13. At the same time, in The Lathe of Heaven (1971) Le Guin was
experimenting with "dream-time" aliens from Aldebaran as a verisimilar
mediator for mystical/pararational experience. A curious coincidence of names
links Lathe to WWF, also: the central character of Lathe, George
Orr—the dreamer of alternatives, as his name bespeaks—and Mr. Or, the Cetian
emissary in WWF share names, if not roles or personalities. It is interesting,
too, to note that the military of WWF are deliberately contrasted with the
"Mad Scientists" of VTE—while the archetypal Mad Scientist erupts in
Lathe in the figure of Dr. Haber, associated with irrational solutions to
the world's woes.
14. Ludwig Wittgenstein, Tractatus Logico-Philosophicus, new transl.

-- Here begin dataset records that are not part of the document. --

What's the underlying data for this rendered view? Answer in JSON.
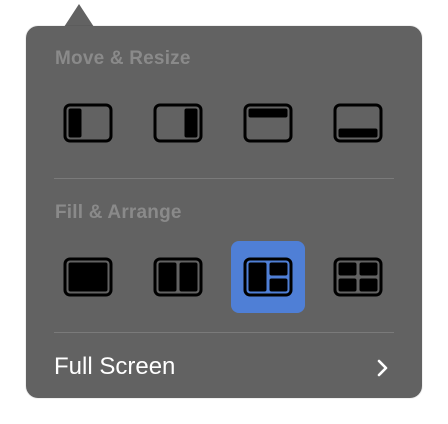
{
  "colors": {
    "background": "#626262",
    "accent": "#4f7fd6",
    "section_label": "#8a8a8a",
    "text": "#ffffff"
  },
  "move_resize": {
    "title": "Move & Resize",
    "options": [
      {
        "icon": "left-half-icon",
        "selected": false
      },
      {
        "icon": "right-half-icon",
        "selected": false
      },
      {
        "icon": "top-half-icon",
        "selected": false
      },
      {
        "icon": "bottom-half-icon",
        "selected": false
      }
    ]
  },
  "fill_arrange": {
    "title": "Fill & Arrange",
    "options": [
      {
        "icon": "fill-icon",
        "selected": false
      },
      {
        "icon": "two-columns-icon",
        "selected": false
      },
      {
        "icon": "one-left-two-right-icon",
        "selected": true
      },
      {
        "icon": "four-quadrants-icon",
        "selected": false
      }
    ]
  },
  "full_screen": {
    "label": "Full Screen",
    "icon": "chevron-right-icon"
  }
}
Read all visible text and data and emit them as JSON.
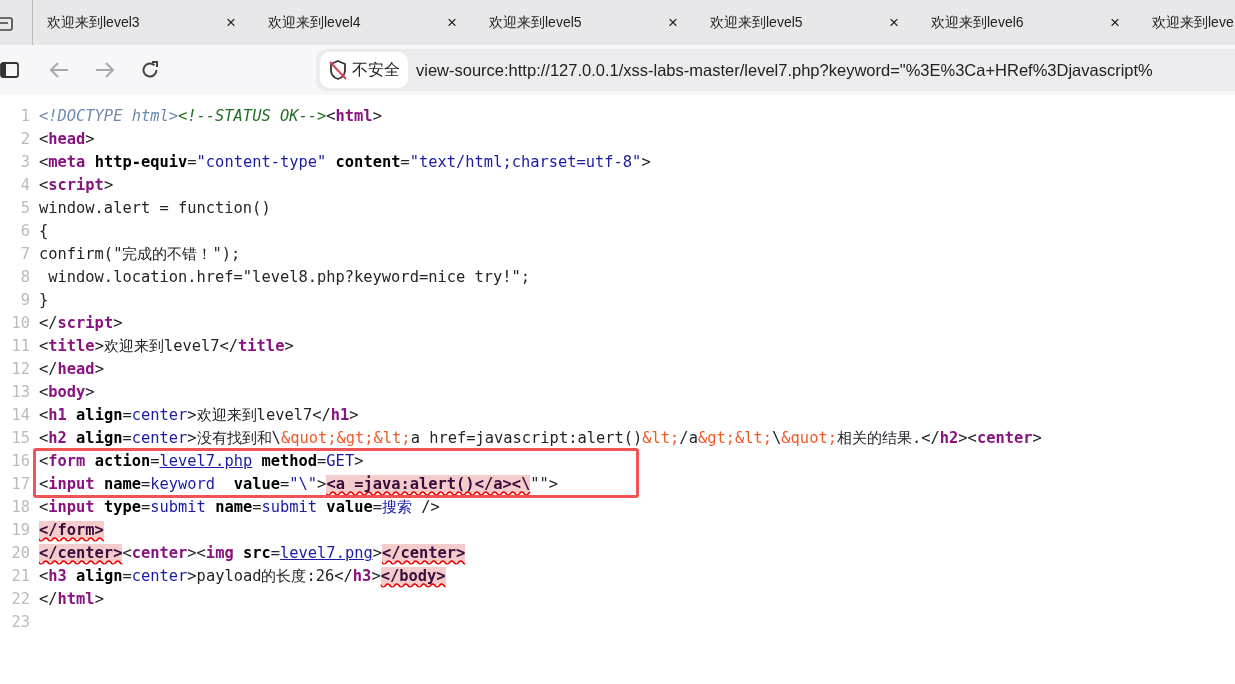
{
  "tabs": [
    {
      "title": "欢迎来到level3",
      "close": "×",
      "selected": false
    },
    {
      "title": "欢迎来到level4",
      "close": "×",
      "selected": false
    },
    {
      "title": "欢迎来到level5",
      "close": "×",
      "selected": false
    },
    {
      "title": "欢迎来到level5",
      "close": "×",
      "selected": false
    },
    {
      "title": "欢迎来到level6",
      "close": "×",
      "selected": false
    },
    {
      "title": "欢迎来到leve",
      "selected": false
    }
  ],
  "toolbar": {
    "back_disabled": true,
    "forward_disabled": true,
    "security_label": "不安全",
    "url": "view-source:http://127.0.0.1/xss-labs-master/level7.php?keyword=\"%3E%3Ca+HRef%3Djavascript%"
  },
  "source": {
    "lines": [
      {
        "number": "1",
        "framed": false,
        "tokens": [
          {
            "kind": "doctype",
            "text": "<!DOCTYPE html>"
          },
          {
            "kind": "comment",
            "text": "<!--STATUS OK-->"
          },
          {
            "kind": "punct",
            "text": "<"
          },
          {
            "kind": "tag",
            "text": "html"
          },
          {
            "kind": "punct",
            "text": ">"
          }
        ]
      },
      {
        "number": "2",
        "framed": false,
        "tokens": [
          {
            "kind": "punct",
            "text": "<"
          },
          {
            "kind": "tag",
            "text": "head"
          },
          {
            "kind": "punct",
            "text": ">"
          }
        ]
      },
      {
        "number": "3",
        "framed": false,
        "tokens": [
          {
            "kind": "punct",
            "text": "<"
          },
          {
            "kind": "tag",
            "text": "meta"
          },
          {
            "kind": "attr",
            "text": " http-equiv"
          },
          {
            "kind": "punct",
            "text": "="
          },
          {
            "kind": "value",
            "text": "\"content-type\""
          },
          {
            "kind": "attr",
            "text": " content"
          },
          {
            "kind": "punct",
            "text": "="
          },
          {
            "kind": "value",
            "text": "\"text/html;charset=utf-8\""
          },
          {
            "kind": "punct",
            "text": ">"
          }
        ]
      },
      {
        "number": "4",
        "framed": false,
        "tokens": [
          {
            "kind": "punct",
            "text": "<"
          },
          {
            "kind": "tag",
            "text": "script"
          },
          {
            "kind": "punct",
            "text": ">"
          }
        ]
      },
      {
        "number": "5",
        "framed": false,
        "tokens": [
          {
            "kind": "text",
            "text": "window.alert = function()"
          }
        ]
      },
      {
        "number": "6",
        "framed": false,
        "tokens": [
          {
            "kind": "text",
            "text": "{"
          }
        ]
      },
      {
        "number": "7",
        "framed": false,
        "tokens": [
          {
            "kind": "text",
            "text": "confirm(\"完成的不错！\");"
          }
        ]
      },
      {
        "number": "8",
        "framed": false,
        "tokens": [
          {
            "kind": "text",
            "text": " window.location.href=\"level8.php?keyword=nice try!\";"
          }
        ]
      },
      {
        "number": "9",
        "framed": false,
        "tokens": [
          {
            "kind": "text",
            "text": "}"
          }
        ]
      },
      {
        "number": "10",
        "framed": false,
        "tokens": [
          {
            "kind": "punct",
            "text": "</"
          },
          {
            "kind": "tag",
            "text": "script"
          },
          {
            "kind": "punct",
            "text": ">"
          }
        ]
      },
      {
        "number": "11",
        "framed": false,
        "tokens": [
          {
            "kind": "punct",
            "text": "<"
          },
          {
            "kind": "tag",
            "text": "title"
          },
          {
            "kind": "punct",
            "text": ">"
          },
          {
            "kind": "text",
            "text": "欢迎来到level7"
          },
          {
            "kind": "punct",
            "text": "</"
          },
          {
            "kind": "tag",
            "text": "title"
          },
          {
            "kind": "punct",
            "text": ">"
          }
        ]
      },
      {
        "number": "12",
        "framed": false,
        "tokens": [
          {
            "kind": "punct",
            "text": "</"
          },
          {
            "kind": "tag",
            "text": "head"
          },
          {
            "kind": "punct",
            "text": ">"
          }
        ]
      },
      {
        "number": "13",
        "framed": false,
        "tokens": [
          {
            "kind": "punct",
            "text": "<"
          },
          {
            "kind": "tag",
            "text": "body"
          },
          {
            "kind": "punct",
            "text": ">"
          }
        ]
      },
      {
        "number": "14",
        "framed": false,
        "tokens": [
          {
            "kind": "punct",
            "text": "<"
          },
          {
            "kind": "tag",
            "text": "h1"
          },
          {
            "kind": "attr",
            "text": " align"
          },
          {
            "kind": "punct",
            "text": "="
          },
          {
            "kind": "value",
            "text": "center"
          },
          {
            "kind": "punct",
            "text": ">"
          },
          {
            "kind": "text",
            "text": "欢迎来到level7"
          },
          {
            "kind": "punct",
            "text": "</"
          },
          {
            "kind": "tag",
            "text": "h1"
          },
          {
            "kind": "punct",
            "text": ">"
          }
        ]
      },
      {
        "number": "15",
        "framed": false,
        "tokens": [
          {
            "kind": "punct",
            "text": "<"
          },
          {
            "kind": "tag",
            "text": "h2"
          },
          {
            "kind": "attr",
            "text": " align"
          },
          {
            "kind": "punct",
            "text": "="
          },
          {
            "kind": "value",
            "text": "center"
          },
          {
            "kind": "punct",
            "text": ">"
          },
          {
            "kind": "text",
            "text": "没有找到和\\"
          },
          {
            "kind": "entity",
            "text": "&quot;&gt;&lt;"
          },
          {
            "kind": "text",
            "text": "a href=javascript:alert()"
          },
          {
            "kind": "entity",
            "text": "&lt;"
          },
          {
            "kind": "text",
            "text": "/a"
          },
          {
            "kind": "entity",
            "text": "&gt;&lt;"
          },
          {
            "kind": "text",
            "text": "\\"
          },
          {
            "kind": "entity",
            "text": "&quot;"
          },
          {
            "kind": "text",
            "text": "相关的结果."
          },
          {
            "kind": "punct",
            "text": "</"
          },
          {
            "kind": "tag",
            "text": "h2"
          },
          {
            "kind": "punct",
            "text": ">"
          },
          {
            "kind": "punct",
            "text": "<"
          },
          {
            "kind": "tag",
            "text": "center"
          },
          {
            "kind": "punct",
            "text": ">"
          }
        ]
      },
      {
        "number": "16",
        "framed": true,
        "tokens": [
          {
            "kind": "punct",
            "text": "<"
          },
          {
            "kind": "tag",
            "text": "form"
          },
          {
            "kind": "attr",
            "text": " action"
          },
          {
            "kind": "punct",
            "text": "="
          },
          {
            "kind": "link",
            "text": "level7.php"
          },
          {
            "kind": "attr",
            "text": " method"
          },
          {
            "kind": "punct",
            "text": "="
          },
          {
            "kind": "value",
            "text": "GET"
          },
          {
            "kind": "punct",
            "text": ">"
          }
        ]
      },
      {
        "number": "17",
        "framed": true,
        "tokens": [
          {
            "kind": "punct",
            "text": "<"
          },
          {
            "kind": "tag",
            "text": "input"
          },
          {
            "kind": "attr",
            "text": " name"
          },
          {
            "kind": "punct",
            "text": "="
          },
          {
            "kind": "value",
            "text": "keyword"
          },
          {
            "kind": "attr",
            "text": "  value"
          },
          {
            "kind": "punct",
            "text": "="
          },
          {
            "kind": "value",
            "text": "\"\\\""
          },
          {
            "kind": "punct",
            "text": ">"
          },
          {
            "kind": "error",
            "text": "<a =java:alert()</a><\\"
          },
          {
            "kind": "punct",
            "text": "\"\">"
          }
        ]
      },
      {
        "number": "18",
        "framed": false,
        "tokens": [
          {
            "kind": "punct",
            "text": "<"
          },
          {
            "kind": "tag",
            "text": "input"
          },
          {
            "kind": "attr",
            "text": " type"
          },
          {
            "kind": "punct",
            "text": "="
          },
          {
            "kind": "value",
            "text": "submit"
          },
          {
            "kind": "attr",
            "text": " name"
          },
          {
            "kind": "punct",
            "text": "="
          },
          {
            "kind": "value",
            "text": "submit"
          },
          {
            "kind": "attr",
            "text": " value"
          },
          {
            "kind": "punct",
            "text": "="
          },
          {
            "kind": "value",
            "text": "搜索"
          },
          {
            "kind": "punct",
            "text": " />"
          }
        ]
      },
      {
        "number": "19",
        "framed": false,
        "tokens": [
          {
            "kind": "error",
            "text": "</form>"
          }
        ]
      },
      {
        "number": "20",
        "framed": false,
        "tokens": [
          {
            "kind": "error",
            "text": "</center>"
          },
          {
            "kind": "punct",
            "text": "<"
          },
          {
            "kind": "tag",
            "text": "center"
          },
          {
            "kind": "punct",
            "text": ">"
          },
          {
            "kind": "punct",
            "text": "<"
          },
          {
            "kind": "tag",
            "text": "img"
          },
          {
            "kind": "attr",
            "text": " src"
          },
          {
            "kind": "punct",
            "text": "="
          },
          {
            "kind": "link",
            "text": "level7.png"
          },
          {
            "kind": "punct",
            "text": ">"
          },
          {
            "kind": "error",
            "text": "</center>"
          }
        ]
      },
      {
        "number": "21",
        "framed": false,
        "tokens": [
          {
            "kind": "punct",
            "text": "<"
          },
          {
            "kind": "tag",
            "text": "h3"
          },
          {
            "kind": "attr",
            "text": " align"
          },
          {
            "kind": "punct",
            "text": "="
          },
          {
            "kind": "value",
            "text": "center"
          },
          {
            "kind": "punct",
            "text": ">"
          },
          {
            "kind": "text",
            "text": "payload的长度:26"
          },
          {
            "kind": "punct",
            "text": "</"
          },
          {
            "kind": "tag",
            "text": "h3"
          },
          {
            "kind": "punct",
            "text": ">"
          },
          {
            "kind": "error",
            "text": "</body>"
          }
        ]
      },
      {
        "number": "22",
        "framed": false,
        "tokens": [
          {
            "kind": "punct",
            "text": "</"
          },
          {
            "kind": "tag",
            "text": "html"
          },
          {
            "kind": "punct",
            "text": ">"
          }
        ]
      },
      {
        "number": "23",
        "framed": false
      }
    ]
  }
}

by D.F. Pears & B.F. McGuinness (London: Routledge & Kegan Paul, 1961),
prop. 7.
15. SFS 2 (1975):73 n. 3, for further discussion.
ABSTRACT
Out of an original impulse to write about forest and
dream, Le Guin imagines in "The Word for World is Forest" (WWF) a world-forest
that—while non-sentient itself—nevertheless functions metaphorically as mind, as
the collective unconscious mind of the Athsheans. The story, however, is also oriented
politically and ecologically: there is a surplus of energy and idea attached to the
central image of a forest-consciousness that does not find a full outlet. The
"forest-mind" theme, controlled and tempered by politics and ecology in WWF,
finds its independent outlet only within a paranormal context in another long story of
this period, "Vaster than Empires and More Slow" (VTE). The two stories are
closely linked thematically—the latter involving a general inversion of the plot of
the former. If Le Guins The Lathe of Heaven represents a discharge of
paranormal elements built into the framework of the Hainish cycle, then, outside that
cycle, VTE represents a parallel working out of a conflict between verisimilitude and
metaphor in WWF. The world-forests of these two stories, both metaphors for mind,
correspond to Sheveks General Theory of Time in The Dispossessed. Yet whereas
the forest-mind is presented as something concrete that lies in wait out there for us,
Sheveks theory arises out the complex dialectic of his own life as scientist and
utopian. As he discovers his own unity, his theory becomes possible. This is the
vocabulary of reason, which Le Guins fiction shows to have a far greater scope than
that other vocabulary of unreason or parareason. In the case of The Dispossessed,
Le Guin uses a vocabulary of subversive reason, which has had to pass through the false,
non-reasonable, non-cognitive expressions of parareason. The two forest-minds of WWF and
VTE are, then, beyond their intrinsic interest, necessary stages in a development from SF
to the mystico-political theory of time and society in The Dispossessed.